Né en 1962 à Bruxelles, Benoît Drousie, dit Zidrou, est découvert avec L'élève Ducobu, aux éditions du Lombard, qui s'impose comme un véritable best-seller. Les tribulations de ce cancre sympathique, certainement inspiré par les années passées à enseigner, séduisent un très large public et révèlent Zidrou comme un gagman de choix. Dix ans après ses débuts, le scénariste a l'envie d'explorer des pistes plus adultes. Il écrit plusieurs scénarios, sombres, qui dans un premier temps ne reçoivent qu'un écho restreint. En 2009 et 2010, Dupuis publie deux recueils de ses nouvelles en bande dessinée qui remettent en lumière cette face méconnue de son inspiration. En 2010 toujours, Zidrou écrit pour Jordi Lafebre Lydie (chez Dargaud), une poignante histoire de famille qui est unanimement acclamée. Depuis cette réussite, Zidrou se partage entre des séries familiales humoristiques et des histoires plus tortueuses, parvenant toujours à ajouter beaucoup d'humanité à ses récits, quelque ce soit le genre abordé.

J’ai eu l’occasion de chroniquer ses albums à deux reprises sur Culture-Tops, avec L’instant d’après et La bête, toutes deux chez Dupuis. Vous pourrez retrouver ces chroniques sur ce site.
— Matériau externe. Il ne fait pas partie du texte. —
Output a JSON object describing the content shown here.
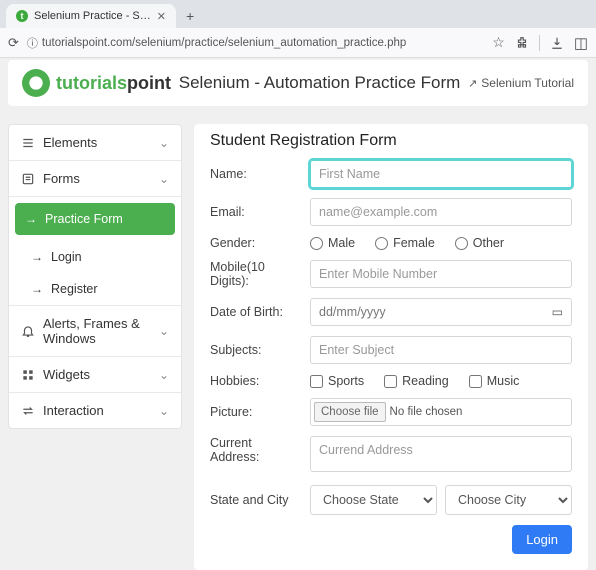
{
  "browser": {
    "tab_title": "Selenium Practice - Student",
    "url": "tutorialspoint.com/selenium/practice/selenium_automation_practice.php"
  },
  "header": {
    "brand_prefix": "tutorials",
    "brand_suffix": "point",
    "page_title": "Selenium - Automation Practice Form",
    "tutorial_link": "Selenium Tutorial"
  },
  "sidebar": {
    "elements": "Elements",
    "forms": "Forms",
    "forms_children": {
      "practice": "Practice Form",
      "login": "Login",
      "register": "Register"
    },
    "alerts": "Alerts, Frames & Windows",
    "widgets": "Widgets",
    "interaction": "Interaction"
  },
  "form": {
    "heading": "Student Registration Form",
    "name_label": "Name:",
    "name_placeholder": "First Name",
    "email_label": "Email:",
    "email_placeholder": "name@example.com",
    "gender_label": "Gender:",
    "gender_options": {
      "male": "Male",
      "female": "Female",
      "other": "Other"
    },
    "mobile_label": "Mobile(10 Digits):",
    "mobile_placeholder": "Enter Mobile Number",
    "dob_label": "Date of Birth:",
    "dob_placeholder": "dd/mm/yyyy",
    "subjects_label": "Subjects:",
    "subjects_placeholder": "Enter Subject",
    "hobbies_label": "Hobbies:",
    "hobbies_options": {
      "sports": "Sports",
      "reading": "Reading",
      "music": "Music"
    },
    "picture_label": "Picture:",
    "file_button": "Choose file",
    "file_status": "No file chosen",
    "address_label": "Current Address:",
    "address_placeholder": "Currend Address",
    "state_city_label": "State and City",
    "state_placeholder": "Choose State",
    "city_placeholder": "Choose City",
    "submit_label": "Login"
  }
}
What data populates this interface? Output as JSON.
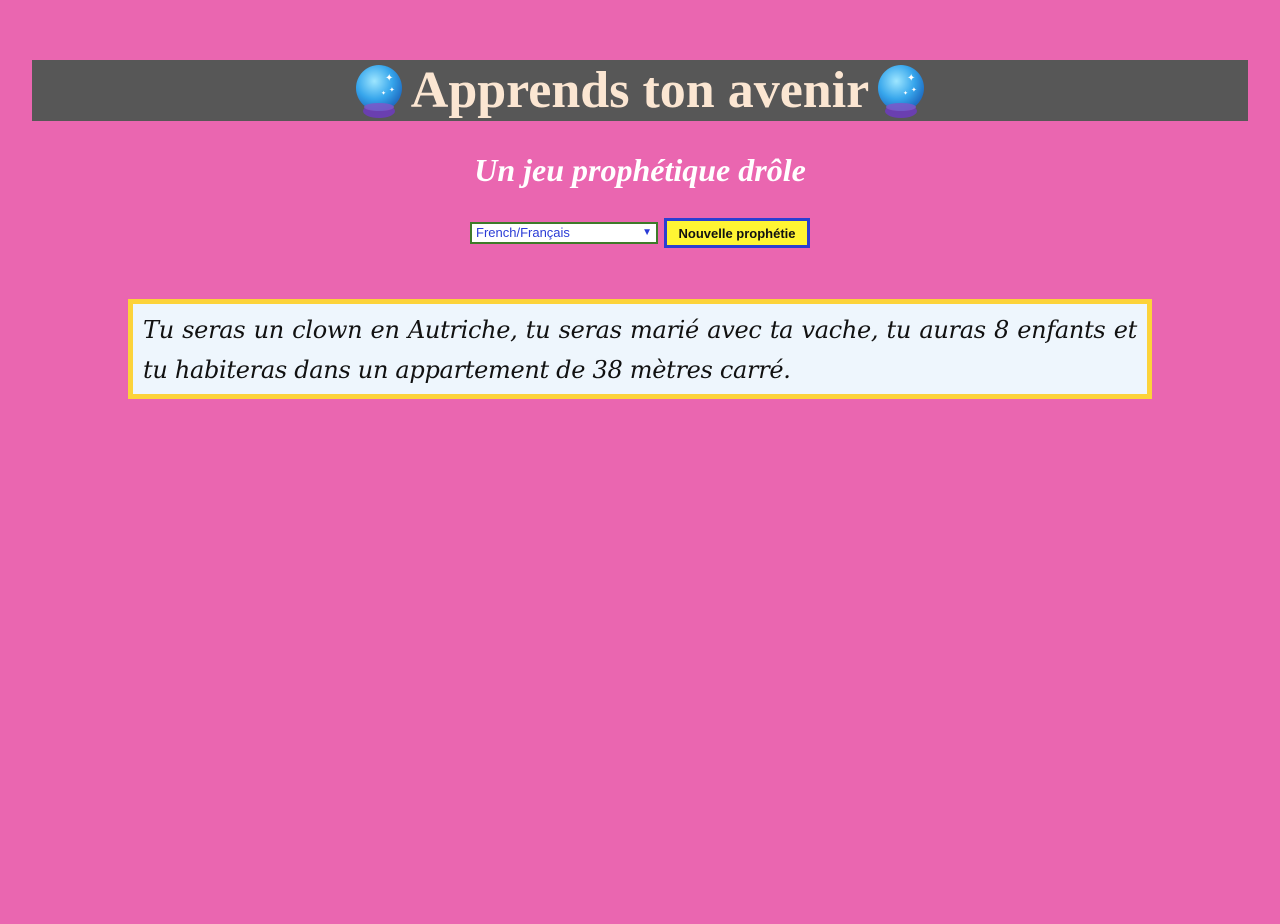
{
  "header": {
    "title": "Apprends ton avenir",
    "left_icon": "crystal-ball-icon",
    "right_icon": "crystal-ball-icon"
  },
  "subtitle": "Un jeu prophétique drôle",
  "controls": {
    "language_selected": "French/Français",
    "new_button_label": "Nouvelle prophétie"
  },
  "prophecy": {
    "text": "Tu seras un clown en Autriche, tu seras marié avec ta vache, tu auras 8 enfants et tu habiteras dans un appartement de 38 mètres carré."
  },
  "colors": {
    "background": "#ea66b0",
    "header_bg": "#575757",
    "title_color": "#fbe6d2",
    "button_bg": "#fff533",
    "button_border": "#2b3fd1",
    "box_border": "#fcd33a",
    "box_bg": "#eef6fd"
  }
}
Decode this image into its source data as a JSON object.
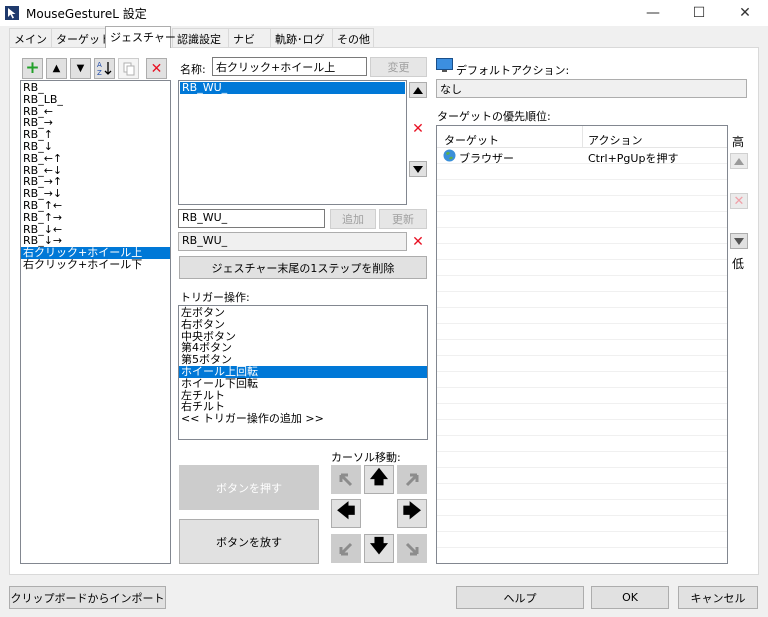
{
  "window": {
    "title": "MouseGestureL 設定",
    "minimize": "—",
    "maximize": "☐",
    "close": "✕"
  },
  "tabs": [
    {
      "label": "メイン"
    },
    {
      "label": "ターゲット"
    },
    {
      "label": "ジェスチャー"
    },
    {
      "label": "認識設定"
    },
    {
      "label": "ナビ"
    },
    {
      "label": "軌跡･ログ"
    },
    {
      "label": "その他"
    }
  ],
  "toolbar": {
    "add": "+",
    "up": "▲",
    "down": "▼",
    "delete": "✕"
  },
  "gesture_list": [
    "RB_",
    "RB_LB_",
    "RB_←",
    "RB_→",
    "RB_↑",
    "RB_↓",
    "RB_←↑",
    "RB_←↓",
    "RB_→↑",
    "RB_→↓",
    "RB_↑←",
    "RB_↑→",
    "RB_↓←",
    "RB_↓→",
    "右クリック+ホイール上",
    "右クリック+ホイール下"
  ],
  "gesture_list_selected": "右クリック+ホイール上",
  "name_field": {
    "label": "名称:",
    "value": "右クリック+ホイール上",
    "change_button": "変更"
  },
  "pattern_list": [
    "RB_WU_"
  ],
  "pattern_list_selected": "RB_WU_",
  "pattern_input": {
    "value": "RB_WU_",
    "add_button": "追加",
    "update_button": "更新"
  },
  "pattern_readonly": "RB_WU_",
  "delete_last_step_button": "ジェスチャー末尾の1ステップを削除",
  "trigger": {
    "label": "トリガー操作:",
    "items": [
      "左ボタン",
      "右ボタン",
      "中央ボタン",
      "第4ボタン",
      "第5ボタン",
      "ホイール上回転",
      "ホイール下回転",
      "左チルト",
      "右チルト",
      "<< トリガー操作の追加 >>"
    ],
    "selected": "ホイール上回転"
  },
  "cursor_move_label": "カーソル移動:",
  "press_button": "ボタンを押す",
  "release_button": "ボタンを放す",
  "arrows": {
    "up": "🡅",
    "down": "🡇",
    "left": "🡄",
    "right": "🡆"
  },
  "default_action": {
    "label": "デフォルトアクション:",
    "value": "なし"
  },
  "priority": {
    "label": "ターゲットの優先順位:",
    "col_target": "ターゲット",
    "col_action": "アクション",
    "rows": [
      {
        "target": "ブラウザー",
        "action": "Ctrl+PgUpを押す"
      }
    ],
    "high": "高",
    "low": "低"
  },
  "footer": {
    "import": "クリップボードからインポート",
    "help": "ヘルプ",
    "ok": "OK",
    "cancel": "キャンセル"
  },
  "colors": {
    "selection": "#0078d7",
    "delete_red": "#e81123",
    "add_green": "#22a02a"
  }
}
Né un 2 octobre, Simon Van Liemt est un jeune artiste, qui a commencé sa carrière de dessinateur comme illustrateur dans le milieu de la publicité. Il fait ses premières armes de dessinateur bande dessinée dans Lanfeust Mag, le magazine de Soleil, pour lequel il réalise la série Starship Princess. Il travaille également au Studio Gottferdom aux côtés d'Arleston, Pellet, Latil et Nhieu. Incantations est son premier album de bande dessinée qui est paru en juin dernier sur un scénario de Derrien. Dans cette première série, l'auteur se montre surprenant de maturité et d'aisance graphique. Une belle carrière commence...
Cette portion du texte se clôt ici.